Hadoop is a machine made up of smaller moving parts that are incredibly efficient at what they do – crunch data. This ultimately results in one of the first drawbacks of Hadoop – it does not come with built-in support for analytics data. Hadoop works well to process your data, but not likely as you need – visual reports about how the data is being processed, for instance.

MapReduce was also built from the ground up to be file-intensive. This makes it a great piece of software for simple requests, but not so much for iterative data. For smaller datasets, it turns out to be a rather inefficient solution.
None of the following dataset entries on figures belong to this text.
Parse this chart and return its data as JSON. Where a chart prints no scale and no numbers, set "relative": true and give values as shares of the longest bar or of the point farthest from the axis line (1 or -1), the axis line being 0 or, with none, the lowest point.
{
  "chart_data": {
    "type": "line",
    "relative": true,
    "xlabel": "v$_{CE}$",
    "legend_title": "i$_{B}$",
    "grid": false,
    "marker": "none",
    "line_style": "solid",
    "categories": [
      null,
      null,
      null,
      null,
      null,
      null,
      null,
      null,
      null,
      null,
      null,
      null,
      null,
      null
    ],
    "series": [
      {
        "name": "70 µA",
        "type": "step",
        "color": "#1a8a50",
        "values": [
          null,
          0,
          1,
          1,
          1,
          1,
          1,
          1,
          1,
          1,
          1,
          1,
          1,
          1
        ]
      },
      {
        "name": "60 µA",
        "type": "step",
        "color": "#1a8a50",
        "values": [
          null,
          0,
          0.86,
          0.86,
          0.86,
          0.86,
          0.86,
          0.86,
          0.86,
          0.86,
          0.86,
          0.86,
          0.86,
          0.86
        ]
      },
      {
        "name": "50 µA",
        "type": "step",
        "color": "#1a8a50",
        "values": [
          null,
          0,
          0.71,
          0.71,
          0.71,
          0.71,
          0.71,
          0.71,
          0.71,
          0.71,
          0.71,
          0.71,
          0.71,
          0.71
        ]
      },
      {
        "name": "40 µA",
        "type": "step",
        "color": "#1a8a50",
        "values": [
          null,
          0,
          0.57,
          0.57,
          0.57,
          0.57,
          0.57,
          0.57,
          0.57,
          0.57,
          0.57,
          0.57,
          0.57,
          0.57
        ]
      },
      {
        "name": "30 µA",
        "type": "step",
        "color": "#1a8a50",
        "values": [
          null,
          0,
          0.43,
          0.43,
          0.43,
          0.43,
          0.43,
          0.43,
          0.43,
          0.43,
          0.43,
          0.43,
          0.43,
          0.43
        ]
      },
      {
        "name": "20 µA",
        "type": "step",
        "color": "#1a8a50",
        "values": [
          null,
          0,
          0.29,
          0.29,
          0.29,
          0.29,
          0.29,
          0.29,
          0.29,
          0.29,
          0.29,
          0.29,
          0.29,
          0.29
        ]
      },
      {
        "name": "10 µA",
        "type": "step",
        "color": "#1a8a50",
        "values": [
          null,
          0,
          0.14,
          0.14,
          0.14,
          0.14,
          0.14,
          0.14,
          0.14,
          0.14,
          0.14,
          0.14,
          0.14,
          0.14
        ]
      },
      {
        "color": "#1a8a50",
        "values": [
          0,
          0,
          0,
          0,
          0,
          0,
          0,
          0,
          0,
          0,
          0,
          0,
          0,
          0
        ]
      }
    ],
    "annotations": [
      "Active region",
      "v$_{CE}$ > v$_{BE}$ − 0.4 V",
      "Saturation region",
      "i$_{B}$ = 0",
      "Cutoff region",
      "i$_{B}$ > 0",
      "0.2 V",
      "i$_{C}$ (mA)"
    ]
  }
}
Another area Hadoop lands flat on its face is with regards to real-time processing and reporting. Hadoop suffers from the curse of time. It relies on technologies that even its very founders (Google in particular) no longer rely on.

With MapReduce, every time you want to analyze a modified dataset (say, after adding or deleting data), you have to stream over the whole dataset again. Thanks to this feature, Hadoop is horrible at real-time reporting – a feature that led to the creation of Percolator, MapReduce’s replacement within Google.

The emergence of better technology has also meant a rise in the number of threats to said technology and a corresponding increase in the emphasis that is placed on it.

Unfortunately, Hadoop is nowhere close to being secure. As a matter of fact, its security settings are off by default, and it has too much inertia to simply change that. To make things worse, plugging in security measures isn’t that much easier.

The Fall of Hadoop

With these and more shortcomings in the data science world, new tools such as Hive, Pig and Spark were created to work on top of Hadoop to overcome its weaknesses. But it simply couldn’t grow out of the shoes it had been made for.

The growth of NoSQL databases such as Hazelcast and MongoDB also meant that problems Hadoop was designed to support were now being solved by single players rather than the ‘all or nothing’ approach Hadoop was designed with. It wasn’t flexible enough to evolve beyond simply being a batch processing software.

Over time, new Big Data challenges began to emerge that a large monolithic software like Hadoop couldn’t deal with, either. Being primarily file-intensive, it couldn’t keep up with the variety of data sources that were now available, the lack of support for dynamic schemas, on-the-fly queries, and the rise of cloud infrastructure all caused people to seek different solutions. Hadoop had lost its grip on the enterprise world.

Businesses whose primary concern was dealing with Hadoop infrastructure like Cloudera and Hortonworks were seeing less and less adoption. This led to the eventual merger of the two companies in 2019, and the same message rang out from different corners of the world at the same time: ‘Hadoop is dead.’

Is Hadoop Really Dead?

Hadoop still has a place in the enterprise world – the problems it was designed to solve still exist to this day. Technologies such as Spark have largely taken over the same space that Hadoop once occupied.

The question of Hadoop or Spark is one every data scientist has to contend with at some point, and most seem to be settling in the latter of these, thanks to the great advantages is speed it offers.

It’s unlikely Hadoop will see much more adoption with newer marker entrants, especially considering the pace with which technology moves. It also doesn’t help that a lot of alternatives have a much smaller learning curve than the convoluted monolith that is Hadoop. Companies like MapR and Cloudera have also begun to pivot away from Hadoop-only infrastructure to more robust cloud-based solutions. Hadoop still has its place, but maybe not for long.